Which app comes out on top? When given the choice of five major dating apps, dating app users were overall most likely to use Tinder in the next month, while they are ‘very likely’ to use Bumble the most. eHarmony, Hinge, and OkCupid also rank among the top apps.

In light of Bumble’s recent PR bumble, it’s worth noting that female users are most likely to use Tinder and eHarmony, overall. However, when looking solely at the apps that users are ‘very likely’ to use in the next 30 days, Bumble still takes the cake. 

Men are also still flocking to the app. While they’re most likely to use Tinder and Bumble overall, Bumble is the app with the highest percentage of male users who are ‘very likely’ to use in the next month.

Additionally, and perhaps not surprisingly, those who report being the most lonely are also the most likely to be using dating apps with the highest frequency.

Putting a Price on Love

Of course, every app boasts a different goal. But what are Americans really looking for when they’re swiping right? 

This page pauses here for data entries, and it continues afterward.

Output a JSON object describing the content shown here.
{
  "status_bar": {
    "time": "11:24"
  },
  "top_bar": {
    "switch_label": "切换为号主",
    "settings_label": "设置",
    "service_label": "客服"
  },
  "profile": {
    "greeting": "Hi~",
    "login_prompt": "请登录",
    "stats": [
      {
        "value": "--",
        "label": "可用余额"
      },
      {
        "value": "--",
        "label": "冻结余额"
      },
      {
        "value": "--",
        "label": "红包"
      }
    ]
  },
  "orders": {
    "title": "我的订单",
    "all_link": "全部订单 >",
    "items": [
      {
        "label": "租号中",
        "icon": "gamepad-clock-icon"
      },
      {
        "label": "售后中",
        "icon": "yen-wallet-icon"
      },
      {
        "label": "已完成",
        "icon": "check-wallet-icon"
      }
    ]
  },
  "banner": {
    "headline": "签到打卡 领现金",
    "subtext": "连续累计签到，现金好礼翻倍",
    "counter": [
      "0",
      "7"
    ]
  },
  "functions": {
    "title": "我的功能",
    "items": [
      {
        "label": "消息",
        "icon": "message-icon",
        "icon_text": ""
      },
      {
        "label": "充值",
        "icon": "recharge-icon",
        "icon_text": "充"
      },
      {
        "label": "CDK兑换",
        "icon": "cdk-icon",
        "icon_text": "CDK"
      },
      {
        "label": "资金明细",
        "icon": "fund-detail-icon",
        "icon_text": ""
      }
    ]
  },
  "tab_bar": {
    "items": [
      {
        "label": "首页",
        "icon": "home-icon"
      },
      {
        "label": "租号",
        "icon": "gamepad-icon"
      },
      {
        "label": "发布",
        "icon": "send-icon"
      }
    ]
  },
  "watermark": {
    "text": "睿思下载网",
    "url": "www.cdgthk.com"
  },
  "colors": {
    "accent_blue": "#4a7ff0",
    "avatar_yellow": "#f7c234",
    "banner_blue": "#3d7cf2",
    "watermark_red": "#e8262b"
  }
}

As the data show, 32% of users are looking for a long-term partner, while 32% are looking for something more casual. Although nearly half of those aged 18-44 who are interested in dating are not interested in paying for dating app usage, the percentage of those who will pay $1 to $75 per month has increased since last year. Whereas, fewer people are willing to pay more than $75 monthly.

And for those curious, it’s worth noting that men demonstrate more interest in paying for dating apps than women.

There’s also a strong correlation between those who are willing to pay for dating apps and those who currently pay for food delivery subscription services, suggesting an ever-growing interest in having every need met, with a few quick swipes. People who are willing to pay more than $15 a month for dating apps are roughly twice as likely to also pay for food delivery subscriptions, such as DoorDash DashPass.

What remains clear is that Americans want connection. With around 1-in-5 U.S. adults actively dating right now, an increasing number of Americans using dating apps, and a decreased hesitation to pay dating app subscription fees, this industry shows no sign of slowing down. Just like groceries, the price of love continues to rise.